Open intervals around $0$ are of the form $(-\delta, \delta)$. What can you say about rationals and irrationals in those intervals? What might the limit be if it were to exist?

Answer 2

$$|f(\text{rational})-f(\text{irrational})|>\frac12$$

EDIT (Answer to the comment)

Take $\epsilon=\frac12$. For every $\delta>0$ there exists an irrational number $t$ in $(-\delta,\delta)$. Then $$|f(t)-f(0)|>\epsilon$$

We have shown the negation of the statement "$f$ is continuous at $0$".

Answer 3

the limit does not exist since this holds. $\forall \delta \in \mathbf{Q}: f(\delta)=0 \land f(\delta\frac{(1+\pi)}{5})=1$ which means that for any $\delta$ in the rationals there is a smaller irrational and so the function near 0 just oscillates between 0 and 1

EDIT. choose an arbitrary rational $\delta$ arbitrarily close to 0

let's say $\delta=0.01$

now if we multiply $\delta$ by $\frac{(1+\pi)}{5}$ it becomes $0.01\frac{(1+\pi)}{5}=0.00828...$ which an irrational smaller (in absolute sense) than the $\delta$ we first chose

Evaluating your function in both these numbers gives for $\delta$ the value 0 and for $\delta\frac{(1+\pi)}{5}$ gives the value 1.

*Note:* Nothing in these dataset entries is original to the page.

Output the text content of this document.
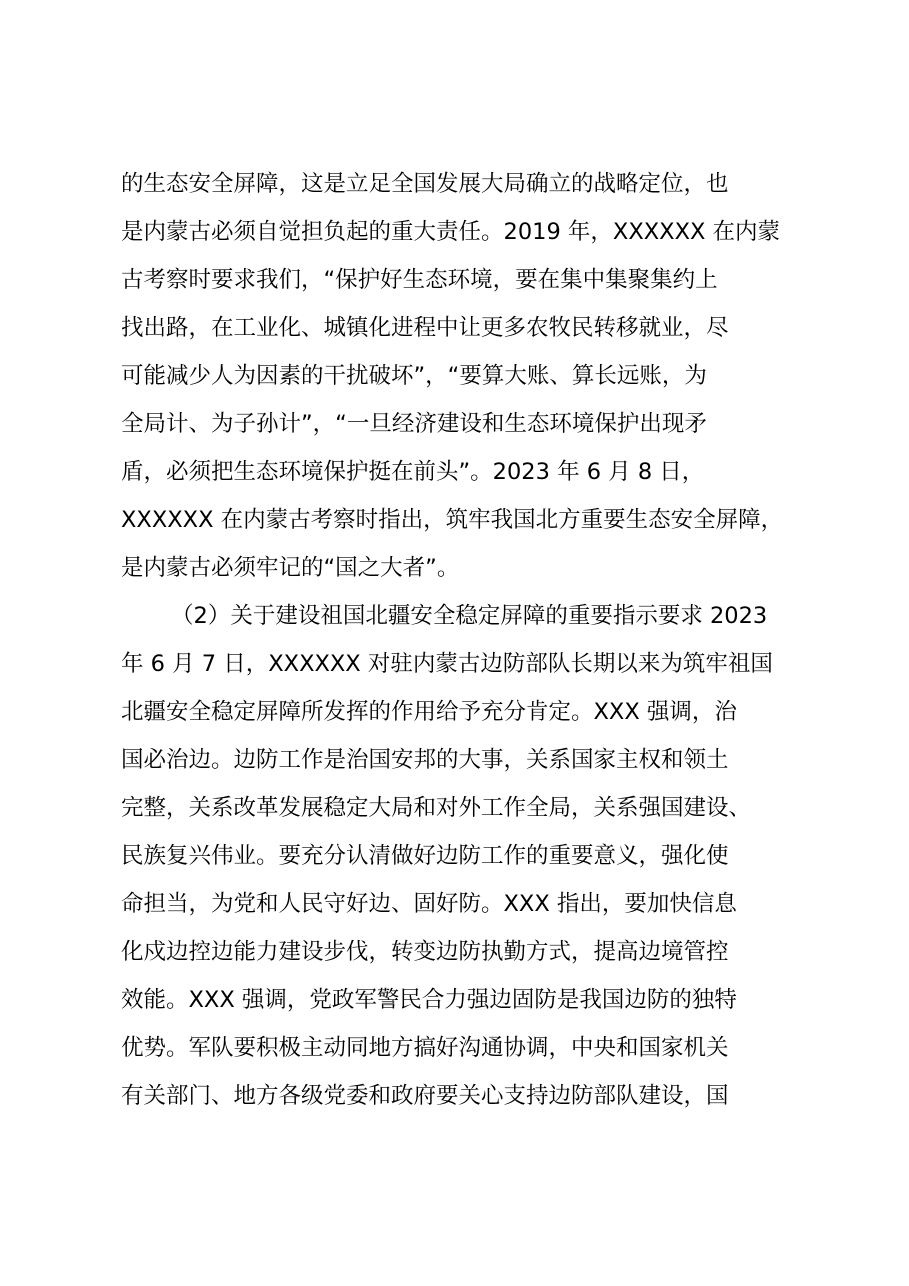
的生态安全屏障，这是立足全国发展大局确立的战略定位，也
是内蒙古必须自觉担负起的重大责任。2019 年，XXXXXX 在内蒙
古考察时要求我们，“保护好生态环境，要在集中集聚集约上
找出路，在工业化、城镇化进程中让更多农牧民转移就业，尽
可能减少人为因素的干扰破坏”，“要算大账、算长远账，为
全局计、为子孙计”，“一旦经济建设和生态环境保护出现矛
盾，必须把生态环境保护挺在前头”。2023 年 6 月 8 日，
XXXXXX 在内蒙古考察时指出，筑牢我国北方重要生态安全屏障，
是内蒙古必须牢记的“国之大者”。
（2）关于建设祖国北疆安全稳定屏障的重要指示要求 2023
年 6 月 7 日，XXXXXX 对驻内蒙古边防部队长期以来为筑牢祖国
北疆安全稳定屏障所发挥的作用给予充分肯定。XXX 强调，治
国必治边。边防工作是治国安邦的大事，关系国家主权和领土
完整，关系改革发展稳定大局和对外工作全局，关系强国建设、
民族复兴伟业。要充分认清做好边防工作的重要意义，强化使
命担当，为党和人民守好边、固好防。XXX 指出，要加快信息
化戍边控边能力建设步伐，转变边防执勤方式，提高边境管控
效能。XXX 强调，党政军警民合力强边固防是我国边防的独特
优势。军队要积极主动同地方搞好沟通协调，中央和国家机关
有关部门、地方各级党委和政府要关心支持边防部队建设，国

this argument works for any rational $\delta$ we pick, so near zero we have demonstrated that the function oscillates.

Answer 4

We are to prove that, for every $l \in \mathbb{R}$ there is some $\varepsilon > 0$ such that for every $\delta > 0$ there is some $0 < |x| < \delta$ such that $|f(x) - l| \geq \varepsilon$. (You sufficiently familiar with such a statement?)

Let $l \in \mathbb{R}$. If $l \geq 1$, then for all $x \in \mathbb{Q}$ we have $|f(x) - l| = l$; taking $\varepsilon := l/2$ suffices. If $0 < l < 1$, let $m := \min \{ l, 1-l \}$. Then for all $x \in \mathbb{R}$ we have $|f(x) - l| \geq m$; taking $\varepsilon := m/2$ suffices. If $l \leq 0$, then for all $x \in \mathbb{Q}^{c}$ we have $|f(x) - l| = 1 + |l|$; taking $\varepsilon := (1+|l|)/2$ suffices.